Ironic, he thought, she’s teaching her grandfather to suck eggs. I’ve been through school on this one. She’s found out the hard way.

Out of the corner of his eye he saw the camera swivel slowly away from them.

‘There’s at least fifty monitor screens inside,’ she said, ‘they can’t watch them all at once. As soon as it’s facing the other way, we have to go quickly.’

‘Go where?’ he said, looking at the fence, but she glanced up at the camera and was off, straight into the bushes. He followed, pushing between the branches and found himself up against the wire mesh, next to her.

‘Damn,’ she said, ‘they’ve fixed it. There was a gap here last time. We’ll just have to climb.’

Climb? He looked up at ten feet of mesh. ‘Won’t someone see us?’

‘Maybe. Maybe not.’ He was talking to her feet. She was up the fence like a cat and he had to go after her. His feet were bigger than hers and the toes of his shoes were blunter so it was hard to get much purchase in the diamond gaps of the mesh. His fingers took the strain, making him wish for gloves. He felt as vulnerable as it was possible to be as they climbed higher, certain that at any moment someone would look out of a window or glance at a monitor. He pushed the thought out of his mind and went on climbing, aware that Heather had already reached the top and swung quickly down the far side.

The top was the worst bit, something he hadn’t been good at even on the assault courses of his extension training, a knife-edge frontier, defying balance. Heather’s voice reached him.

‘Roll over it. Reach down for a handhold, head first, and swing your body down.’

That hurt. His fingers, hooked into the narrow wire, took the full momentum of his thirteen stones swinging downwards. When they could take no more, he let go and fell the remaining distance, rolling as he hit the ground and coming up panting, but unhurt.

‘Right,’ she said, ‘I’ll tell you about it as we walk, but don’t look round like a tourist – only if I point things out. You’ve got to be so engrossed in me that no one expects us say anything to them as we pass. Talk very quietly though in case they hear your accent.’

They’d crossed a strange national border into a mongrel land where the worst of British council house architecture was surrounded by a sedimentary layer of Americanization. Some of the cars parked at the kerb seemed to rival the houses in size. Bright red and yellow plastic was everywhere, slides, sandpits, climbing frames; their colours, designed to battle Texan sunshine, undimmed by the Yorkshire sky’s feeble challenge.

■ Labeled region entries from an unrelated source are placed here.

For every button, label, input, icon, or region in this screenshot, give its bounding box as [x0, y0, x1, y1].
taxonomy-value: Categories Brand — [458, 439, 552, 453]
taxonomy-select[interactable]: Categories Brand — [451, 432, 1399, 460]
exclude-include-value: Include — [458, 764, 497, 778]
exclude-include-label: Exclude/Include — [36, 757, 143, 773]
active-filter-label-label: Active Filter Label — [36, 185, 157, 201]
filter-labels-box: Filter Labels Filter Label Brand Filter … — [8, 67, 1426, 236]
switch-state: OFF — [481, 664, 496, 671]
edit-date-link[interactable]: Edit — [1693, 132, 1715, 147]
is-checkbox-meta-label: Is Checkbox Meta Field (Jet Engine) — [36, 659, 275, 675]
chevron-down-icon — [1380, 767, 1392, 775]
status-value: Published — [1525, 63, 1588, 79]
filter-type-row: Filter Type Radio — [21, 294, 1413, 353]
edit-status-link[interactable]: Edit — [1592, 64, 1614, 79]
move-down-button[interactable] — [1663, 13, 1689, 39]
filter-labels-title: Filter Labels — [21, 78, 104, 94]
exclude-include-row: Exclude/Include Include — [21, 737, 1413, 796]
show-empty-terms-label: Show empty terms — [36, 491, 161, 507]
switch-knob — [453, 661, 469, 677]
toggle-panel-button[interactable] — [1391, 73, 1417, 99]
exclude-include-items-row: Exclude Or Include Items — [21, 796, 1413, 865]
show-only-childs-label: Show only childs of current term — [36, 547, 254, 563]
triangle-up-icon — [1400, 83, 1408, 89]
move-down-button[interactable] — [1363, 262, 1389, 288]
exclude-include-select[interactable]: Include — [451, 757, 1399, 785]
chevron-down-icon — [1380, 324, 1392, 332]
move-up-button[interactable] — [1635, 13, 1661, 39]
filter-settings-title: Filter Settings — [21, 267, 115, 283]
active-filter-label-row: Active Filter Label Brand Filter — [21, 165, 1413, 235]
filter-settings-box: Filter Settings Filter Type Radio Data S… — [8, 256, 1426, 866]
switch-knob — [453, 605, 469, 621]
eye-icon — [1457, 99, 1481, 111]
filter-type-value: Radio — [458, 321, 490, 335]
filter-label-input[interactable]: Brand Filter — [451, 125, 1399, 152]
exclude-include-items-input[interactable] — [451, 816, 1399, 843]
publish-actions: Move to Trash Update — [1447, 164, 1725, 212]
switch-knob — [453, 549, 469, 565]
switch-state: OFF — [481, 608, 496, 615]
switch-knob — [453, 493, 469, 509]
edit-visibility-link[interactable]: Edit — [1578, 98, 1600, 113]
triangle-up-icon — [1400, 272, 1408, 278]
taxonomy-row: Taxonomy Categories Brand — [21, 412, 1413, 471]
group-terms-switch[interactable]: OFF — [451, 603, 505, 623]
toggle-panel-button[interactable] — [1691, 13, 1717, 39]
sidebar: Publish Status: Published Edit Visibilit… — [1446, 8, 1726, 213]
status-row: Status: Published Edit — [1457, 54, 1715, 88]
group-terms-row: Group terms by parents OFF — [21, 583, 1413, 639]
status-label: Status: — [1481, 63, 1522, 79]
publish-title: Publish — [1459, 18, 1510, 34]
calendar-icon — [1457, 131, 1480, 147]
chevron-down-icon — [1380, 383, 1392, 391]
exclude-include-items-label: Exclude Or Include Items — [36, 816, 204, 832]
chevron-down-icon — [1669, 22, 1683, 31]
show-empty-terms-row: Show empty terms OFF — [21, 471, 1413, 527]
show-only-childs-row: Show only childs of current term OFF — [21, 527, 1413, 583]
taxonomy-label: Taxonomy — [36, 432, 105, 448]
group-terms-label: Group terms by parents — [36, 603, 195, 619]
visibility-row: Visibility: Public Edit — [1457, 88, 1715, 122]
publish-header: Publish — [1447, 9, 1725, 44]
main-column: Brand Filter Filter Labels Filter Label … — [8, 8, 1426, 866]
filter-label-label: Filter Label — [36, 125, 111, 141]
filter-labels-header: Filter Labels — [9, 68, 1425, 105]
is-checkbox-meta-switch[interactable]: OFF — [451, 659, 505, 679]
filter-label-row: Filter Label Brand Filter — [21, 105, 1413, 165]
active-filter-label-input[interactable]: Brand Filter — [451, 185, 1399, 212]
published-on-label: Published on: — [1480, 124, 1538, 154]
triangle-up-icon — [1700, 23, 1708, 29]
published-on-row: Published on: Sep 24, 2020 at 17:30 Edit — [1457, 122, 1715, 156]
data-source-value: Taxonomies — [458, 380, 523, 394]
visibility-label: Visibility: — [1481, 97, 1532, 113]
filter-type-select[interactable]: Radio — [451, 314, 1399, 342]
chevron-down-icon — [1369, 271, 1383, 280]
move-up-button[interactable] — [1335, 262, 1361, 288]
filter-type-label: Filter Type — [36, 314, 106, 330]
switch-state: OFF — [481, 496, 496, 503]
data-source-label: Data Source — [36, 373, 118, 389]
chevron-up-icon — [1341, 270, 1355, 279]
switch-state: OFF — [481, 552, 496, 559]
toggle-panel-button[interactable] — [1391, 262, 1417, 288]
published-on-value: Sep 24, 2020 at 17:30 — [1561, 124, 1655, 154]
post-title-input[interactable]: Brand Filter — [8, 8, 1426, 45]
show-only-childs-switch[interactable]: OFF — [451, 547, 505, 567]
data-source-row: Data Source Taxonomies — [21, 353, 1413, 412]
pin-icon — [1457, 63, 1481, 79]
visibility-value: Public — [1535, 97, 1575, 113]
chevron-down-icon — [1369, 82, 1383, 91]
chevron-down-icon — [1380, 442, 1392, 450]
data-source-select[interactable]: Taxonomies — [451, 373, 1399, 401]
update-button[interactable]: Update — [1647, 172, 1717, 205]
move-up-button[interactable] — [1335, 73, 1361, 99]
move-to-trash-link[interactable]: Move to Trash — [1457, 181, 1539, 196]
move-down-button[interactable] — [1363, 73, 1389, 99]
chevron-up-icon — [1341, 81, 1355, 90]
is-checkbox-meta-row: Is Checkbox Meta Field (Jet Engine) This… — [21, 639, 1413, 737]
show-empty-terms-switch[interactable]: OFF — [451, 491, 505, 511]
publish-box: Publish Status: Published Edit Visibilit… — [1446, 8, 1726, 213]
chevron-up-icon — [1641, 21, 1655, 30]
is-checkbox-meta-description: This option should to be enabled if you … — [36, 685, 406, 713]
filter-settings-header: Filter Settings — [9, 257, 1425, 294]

There were houses both sides of the curving road, brick houses built in ugly little terraces, four to each terrace with open grass around them. Beyond the houses they came to a school with a red roof, bright pictures taped to the windows surrounded by a playground full of more climbing frames, ladders, scrambling nets though the plastic was here replaced by wood, soaked in red ranch-paint. After that was a bank with an unfamiliar cash machine in the wall, then a big building with a glass conservatory built on one side in which they could see people eating.